Yesterday I discussed worn out, stressed out, and burnt out nurse practitioners. Working in healthcare is demanding on many levels from which nurse practitioners are not immune. As with any problem, identifying the cause of the issue is the first step to solving the problem. If you find yourself in the red on the stressed out, burnt out spectrum, the following factors may be contributing to your career dissatisfaction.
1. High Level of Responsibility, Limited Control of Outcome
As nurse practitioners, we have a high level of responsibility. We may work with critically ill patients. Those of us working in settings treating patients of lower acuity still bear this burden of responsibility. We treat sick and injured people whose physical and emotional needs must be met. Not only must we attempt to meet these needs, we operate with limited time and resources for doing so. Working in such a setting leaves nurse practitioners emotionally exhausted and primed for burnout.
2. Pressure to Meet Metrics
Medical providers are the essence of healthcare. Without physicians, NPs, and PAs, patient care can’t happen. And, patient encounters spell revenue for our practices. As a result, nurse practitioners are placed under immense pressure to perform efficiently. Our schedules are overbooked. Administrators encourage shorter and shorter patient encounters. Constant pressure to meet metrics wears on nurse practitioners physically and emotionally.

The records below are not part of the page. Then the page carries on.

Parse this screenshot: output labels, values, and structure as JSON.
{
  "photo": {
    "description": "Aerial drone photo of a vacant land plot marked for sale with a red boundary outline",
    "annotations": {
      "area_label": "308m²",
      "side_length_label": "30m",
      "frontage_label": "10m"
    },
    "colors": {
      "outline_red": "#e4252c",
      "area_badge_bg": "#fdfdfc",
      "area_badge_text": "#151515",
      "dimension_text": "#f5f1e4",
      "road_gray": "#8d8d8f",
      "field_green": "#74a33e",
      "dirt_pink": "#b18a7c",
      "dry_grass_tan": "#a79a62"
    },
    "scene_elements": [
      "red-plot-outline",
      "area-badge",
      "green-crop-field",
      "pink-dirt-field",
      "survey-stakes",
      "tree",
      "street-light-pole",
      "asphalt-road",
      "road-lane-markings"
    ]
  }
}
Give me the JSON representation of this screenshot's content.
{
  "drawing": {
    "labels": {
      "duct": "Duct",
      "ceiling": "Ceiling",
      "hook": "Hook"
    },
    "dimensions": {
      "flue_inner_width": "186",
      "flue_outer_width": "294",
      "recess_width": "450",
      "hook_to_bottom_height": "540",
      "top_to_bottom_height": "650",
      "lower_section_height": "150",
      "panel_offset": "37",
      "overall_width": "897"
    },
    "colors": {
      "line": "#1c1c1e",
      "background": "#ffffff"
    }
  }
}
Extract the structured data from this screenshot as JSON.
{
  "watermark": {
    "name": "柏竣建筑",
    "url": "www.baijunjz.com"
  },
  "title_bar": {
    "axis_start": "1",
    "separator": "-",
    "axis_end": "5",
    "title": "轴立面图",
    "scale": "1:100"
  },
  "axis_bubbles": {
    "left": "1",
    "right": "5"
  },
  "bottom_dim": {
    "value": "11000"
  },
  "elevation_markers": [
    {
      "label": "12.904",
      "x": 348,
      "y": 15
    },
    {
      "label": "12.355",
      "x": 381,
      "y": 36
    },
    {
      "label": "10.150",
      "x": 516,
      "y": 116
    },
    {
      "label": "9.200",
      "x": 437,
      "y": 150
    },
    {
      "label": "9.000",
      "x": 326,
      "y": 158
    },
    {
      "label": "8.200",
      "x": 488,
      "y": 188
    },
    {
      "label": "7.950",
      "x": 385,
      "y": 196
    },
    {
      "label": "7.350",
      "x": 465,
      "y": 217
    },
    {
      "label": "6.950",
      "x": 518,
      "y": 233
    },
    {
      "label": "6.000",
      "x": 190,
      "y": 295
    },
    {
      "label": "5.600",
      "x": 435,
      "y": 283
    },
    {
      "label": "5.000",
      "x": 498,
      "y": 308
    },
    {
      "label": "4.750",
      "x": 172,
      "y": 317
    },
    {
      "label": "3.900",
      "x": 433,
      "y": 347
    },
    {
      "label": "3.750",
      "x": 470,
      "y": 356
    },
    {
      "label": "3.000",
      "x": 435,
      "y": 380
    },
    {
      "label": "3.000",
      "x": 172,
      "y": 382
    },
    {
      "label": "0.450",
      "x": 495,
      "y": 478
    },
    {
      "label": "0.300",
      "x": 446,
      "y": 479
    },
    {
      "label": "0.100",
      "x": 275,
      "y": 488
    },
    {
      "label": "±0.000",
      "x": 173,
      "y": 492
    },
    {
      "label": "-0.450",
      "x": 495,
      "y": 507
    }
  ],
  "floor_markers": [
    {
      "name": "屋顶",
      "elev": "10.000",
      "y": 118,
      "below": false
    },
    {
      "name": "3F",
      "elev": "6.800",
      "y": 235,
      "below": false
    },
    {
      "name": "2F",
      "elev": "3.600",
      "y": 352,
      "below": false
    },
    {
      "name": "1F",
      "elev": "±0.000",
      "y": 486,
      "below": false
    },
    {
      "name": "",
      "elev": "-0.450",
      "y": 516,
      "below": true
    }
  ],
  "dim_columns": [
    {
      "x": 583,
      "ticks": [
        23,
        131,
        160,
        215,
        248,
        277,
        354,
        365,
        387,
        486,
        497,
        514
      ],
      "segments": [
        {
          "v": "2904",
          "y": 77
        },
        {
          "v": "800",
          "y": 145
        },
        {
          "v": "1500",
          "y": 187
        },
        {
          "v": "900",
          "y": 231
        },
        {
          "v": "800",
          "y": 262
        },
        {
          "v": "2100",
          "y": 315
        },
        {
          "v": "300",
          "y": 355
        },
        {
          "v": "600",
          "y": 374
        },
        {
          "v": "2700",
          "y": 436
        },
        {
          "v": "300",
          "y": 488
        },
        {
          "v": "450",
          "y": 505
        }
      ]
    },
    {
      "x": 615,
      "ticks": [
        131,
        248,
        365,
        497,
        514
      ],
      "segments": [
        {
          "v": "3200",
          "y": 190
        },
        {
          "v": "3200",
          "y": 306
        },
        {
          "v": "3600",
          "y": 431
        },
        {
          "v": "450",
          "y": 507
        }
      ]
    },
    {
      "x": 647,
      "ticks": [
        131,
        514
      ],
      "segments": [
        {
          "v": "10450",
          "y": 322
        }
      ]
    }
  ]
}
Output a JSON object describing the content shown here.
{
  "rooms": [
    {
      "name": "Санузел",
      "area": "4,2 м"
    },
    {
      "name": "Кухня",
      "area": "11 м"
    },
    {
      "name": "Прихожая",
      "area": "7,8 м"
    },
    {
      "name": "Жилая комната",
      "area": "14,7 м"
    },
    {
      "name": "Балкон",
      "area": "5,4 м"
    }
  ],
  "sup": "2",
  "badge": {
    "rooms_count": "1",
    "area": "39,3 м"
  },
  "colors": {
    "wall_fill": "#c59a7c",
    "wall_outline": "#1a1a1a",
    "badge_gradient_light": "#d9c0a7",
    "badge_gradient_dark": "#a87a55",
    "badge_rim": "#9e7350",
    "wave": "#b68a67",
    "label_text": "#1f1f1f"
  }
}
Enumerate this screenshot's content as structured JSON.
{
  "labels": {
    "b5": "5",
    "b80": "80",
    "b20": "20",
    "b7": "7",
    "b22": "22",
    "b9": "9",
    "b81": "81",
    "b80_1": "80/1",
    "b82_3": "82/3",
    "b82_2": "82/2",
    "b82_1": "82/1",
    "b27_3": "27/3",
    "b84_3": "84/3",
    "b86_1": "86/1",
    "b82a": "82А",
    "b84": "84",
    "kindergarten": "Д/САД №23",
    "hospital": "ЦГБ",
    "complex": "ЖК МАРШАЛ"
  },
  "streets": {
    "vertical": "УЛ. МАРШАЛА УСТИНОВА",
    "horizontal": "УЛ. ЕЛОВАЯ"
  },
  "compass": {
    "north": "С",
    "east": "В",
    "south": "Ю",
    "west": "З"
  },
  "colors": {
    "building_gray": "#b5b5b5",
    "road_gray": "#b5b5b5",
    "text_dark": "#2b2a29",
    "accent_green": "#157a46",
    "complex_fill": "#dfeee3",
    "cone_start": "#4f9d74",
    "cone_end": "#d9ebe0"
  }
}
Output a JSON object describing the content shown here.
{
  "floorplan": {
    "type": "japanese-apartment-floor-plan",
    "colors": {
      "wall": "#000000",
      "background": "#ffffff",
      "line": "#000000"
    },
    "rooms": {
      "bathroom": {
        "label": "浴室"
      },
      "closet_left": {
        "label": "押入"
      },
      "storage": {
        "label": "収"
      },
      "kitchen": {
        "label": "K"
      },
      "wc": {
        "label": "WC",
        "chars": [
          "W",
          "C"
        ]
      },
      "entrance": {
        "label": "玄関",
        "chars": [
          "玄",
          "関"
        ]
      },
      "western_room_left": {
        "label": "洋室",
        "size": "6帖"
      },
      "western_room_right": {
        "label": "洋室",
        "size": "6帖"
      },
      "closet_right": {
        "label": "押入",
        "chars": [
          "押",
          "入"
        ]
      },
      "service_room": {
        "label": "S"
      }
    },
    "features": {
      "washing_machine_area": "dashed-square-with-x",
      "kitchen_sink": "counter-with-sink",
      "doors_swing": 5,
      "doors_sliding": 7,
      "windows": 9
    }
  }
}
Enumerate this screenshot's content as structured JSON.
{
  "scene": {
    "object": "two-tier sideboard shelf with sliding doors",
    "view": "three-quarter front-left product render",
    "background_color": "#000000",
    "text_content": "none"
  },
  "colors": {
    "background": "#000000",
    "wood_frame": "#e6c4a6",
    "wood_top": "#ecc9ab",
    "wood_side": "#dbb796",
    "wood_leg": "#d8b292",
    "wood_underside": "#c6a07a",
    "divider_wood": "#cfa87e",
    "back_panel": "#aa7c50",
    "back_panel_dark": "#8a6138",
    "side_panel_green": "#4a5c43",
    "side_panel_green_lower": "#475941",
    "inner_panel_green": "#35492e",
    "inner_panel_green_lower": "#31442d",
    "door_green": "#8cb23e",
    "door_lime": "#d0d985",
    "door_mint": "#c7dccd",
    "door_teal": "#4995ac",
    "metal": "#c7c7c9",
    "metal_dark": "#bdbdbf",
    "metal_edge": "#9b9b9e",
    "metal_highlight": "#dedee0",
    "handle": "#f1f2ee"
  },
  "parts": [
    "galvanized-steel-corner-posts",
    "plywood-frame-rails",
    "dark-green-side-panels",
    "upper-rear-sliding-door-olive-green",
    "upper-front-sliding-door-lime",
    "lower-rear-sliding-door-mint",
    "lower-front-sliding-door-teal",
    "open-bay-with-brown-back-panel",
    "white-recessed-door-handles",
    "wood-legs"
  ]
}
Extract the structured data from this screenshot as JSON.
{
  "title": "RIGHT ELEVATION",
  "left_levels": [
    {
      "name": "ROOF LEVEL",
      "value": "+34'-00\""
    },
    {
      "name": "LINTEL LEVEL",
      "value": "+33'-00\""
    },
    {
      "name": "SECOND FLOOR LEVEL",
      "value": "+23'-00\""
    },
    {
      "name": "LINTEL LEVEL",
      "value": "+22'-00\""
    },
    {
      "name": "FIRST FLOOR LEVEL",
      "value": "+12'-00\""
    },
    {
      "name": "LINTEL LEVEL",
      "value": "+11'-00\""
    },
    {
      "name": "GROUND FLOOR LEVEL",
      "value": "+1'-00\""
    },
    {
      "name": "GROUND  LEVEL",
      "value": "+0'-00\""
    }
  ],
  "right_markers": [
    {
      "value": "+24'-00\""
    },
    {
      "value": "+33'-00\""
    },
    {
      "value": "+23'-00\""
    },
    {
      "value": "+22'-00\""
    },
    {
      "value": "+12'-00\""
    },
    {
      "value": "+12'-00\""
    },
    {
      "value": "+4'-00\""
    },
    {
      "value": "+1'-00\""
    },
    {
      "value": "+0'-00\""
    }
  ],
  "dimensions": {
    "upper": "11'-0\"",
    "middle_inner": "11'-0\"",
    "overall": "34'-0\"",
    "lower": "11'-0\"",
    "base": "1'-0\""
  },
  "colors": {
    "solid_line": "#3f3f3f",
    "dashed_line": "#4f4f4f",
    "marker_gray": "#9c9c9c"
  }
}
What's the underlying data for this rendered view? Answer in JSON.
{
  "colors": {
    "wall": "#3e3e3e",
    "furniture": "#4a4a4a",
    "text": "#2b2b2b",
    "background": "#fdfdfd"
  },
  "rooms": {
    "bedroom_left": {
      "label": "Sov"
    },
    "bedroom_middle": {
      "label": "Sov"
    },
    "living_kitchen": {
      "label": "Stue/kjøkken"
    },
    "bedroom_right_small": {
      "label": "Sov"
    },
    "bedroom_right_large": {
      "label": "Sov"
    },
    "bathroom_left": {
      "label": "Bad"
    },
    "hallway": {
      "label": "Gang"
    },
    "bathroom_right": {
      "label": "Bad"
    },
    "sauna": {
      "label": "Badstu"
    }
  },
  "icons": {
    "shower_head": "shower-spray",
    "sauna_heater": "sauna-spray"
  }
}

3. The System is Stacked Against Us
Our healthcare system is rife with rules and regulations. Insurance companies, government agencies, and lawmakers are the decision-makers in healthcare. These entities, however, may lack understanding about what your job actually looks like. Shifting political culture also breeds uncertainty about the future of your nurse practitioner career contributing to stress and burnout.
4. Malpractice Liability
Whether you ascribe to the philosophy of defensive medicine or not, legal liability weighs on the minds of nurse practitioners. An unintended consequence of treatment or an innocent mistake could have significant legal implications for an NP. Seeing each patient as a potential threat casts a negative cloud over our workdays setting the stage for career dissatisfaction.
5. The Mundane
As nurse practitioners we may practice in a variety of specialties and settings, but overall our jobs remain the same over the course of our careers. We diagnose and treat patients day after day. In many clinical settings, there is little room for upward mobility for NPs seeking a change. As your job becomes less challenging and stimulating, boredom sets in and passion is lost.
The good news? Burnout is a preventable challenge for nurse practitioners. If you feel yourself slipping into a negative career tailspin, identify the reason for your frustration. What can you do to fix the issue? Sometimes all it takes is a little perspective and a few small changes to prevent professional burnout from sinking in.
Burnt out? What do you think is to blame?